Hyperbaric oxygen therapy for traumatic brain injury
1 Department of Biophysics & Bioengineering, Loma Linda University, Griggs Hall, Room 227, 11065 Campus St., Loma Linda, California, 92354, USA
2 Department of Pediatrics, Loma Linda University, CSP A1010, 11175 Campus St., Loma Linda, California, 92354, USA
3 Department of Radiology, Loma Linda University Medical Center, CSP A1010, 11175 Campus St., Loma Linda, California, 92354, USA
4 Department of Radiation Medicine, Loma Linda University, CSP A1010, 11175 Campus St., Loma Linda, California, 92354, USA
5 Department of Neuroscience, University of California, Riverside, 1140 Batchelor Hall, University of California, Riverside, California, 92521, USA
Medical Gas Research 2011, 1:21 doi:10.1186/2045-9912-1-21Published: 6 September 2011
Traumatic brain injury (TBI) is a major public health issue. The complexity of TBI has precluded the use of effective therapies.
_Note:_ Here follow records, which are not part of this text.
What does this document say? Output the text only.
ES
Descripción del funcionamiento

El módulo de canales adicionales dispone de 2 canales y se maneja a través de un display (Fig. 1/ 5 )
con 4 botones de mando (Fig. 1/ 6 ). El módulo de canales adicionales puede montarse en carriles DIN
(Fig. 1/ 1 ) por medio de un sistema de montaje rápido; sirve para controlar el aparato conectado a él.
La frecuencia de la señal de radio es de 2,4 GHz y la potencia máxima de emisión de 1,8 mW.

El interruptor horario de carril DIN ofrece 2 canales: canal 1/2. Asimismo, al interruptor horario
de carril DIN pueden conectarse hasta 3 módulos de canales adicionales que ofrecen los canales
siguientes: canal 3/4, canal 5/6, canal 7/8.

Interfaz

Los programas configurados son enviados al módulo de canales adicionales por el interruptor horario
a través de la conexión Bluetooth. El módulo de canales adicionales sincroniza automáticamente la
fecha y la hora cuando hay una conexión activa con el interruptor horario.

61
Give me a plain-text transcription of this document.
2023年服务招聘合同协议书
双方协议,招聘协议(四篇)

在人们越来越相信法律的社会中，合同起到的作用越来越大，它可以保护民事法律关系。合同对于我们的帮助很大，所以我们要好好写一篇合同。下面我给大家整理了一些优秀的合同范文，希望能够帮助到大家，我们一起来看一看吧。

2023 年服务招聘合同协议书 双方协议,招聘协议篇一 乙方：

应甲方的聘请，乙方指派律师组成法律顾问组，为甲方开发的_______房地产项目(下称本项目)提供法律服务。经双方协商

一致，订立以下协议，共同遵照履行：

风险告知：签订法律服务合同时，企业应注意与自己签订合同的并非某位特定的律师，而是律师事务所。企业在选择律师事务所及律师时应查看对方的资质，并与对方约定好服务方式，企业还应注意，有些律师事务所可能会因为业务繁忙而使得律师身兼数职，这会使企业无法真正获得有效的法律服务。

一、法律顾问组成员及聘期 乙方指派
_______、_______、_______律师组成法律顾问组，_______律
Hyperbaric oxygen therapy (HBOT) has been shown to be neuroprotective in multiple neurological disorders, but its efficacy in the management of TBI remains controversial. This review focuses on HBOT applications within the context of experimental and clinical TBI. We also discuss its potential neuroprotective mechanisms. Early or delayed multiple sessions of low atmospheric pressure HBOT can reduce intracranial pressure, improve mortality, as well as promote neurobehavioral recovery. The complimentary, synergistic actions of HBOT include improved tissue oxygenation and cellular metabolism, anti-apoptotic, and anti-inflammatory mechanisms. Thus HBOT may serve as a promising neuroprotective strategy that when combined with other therapeutic targets for TBI patients which could improve long-term outcomes.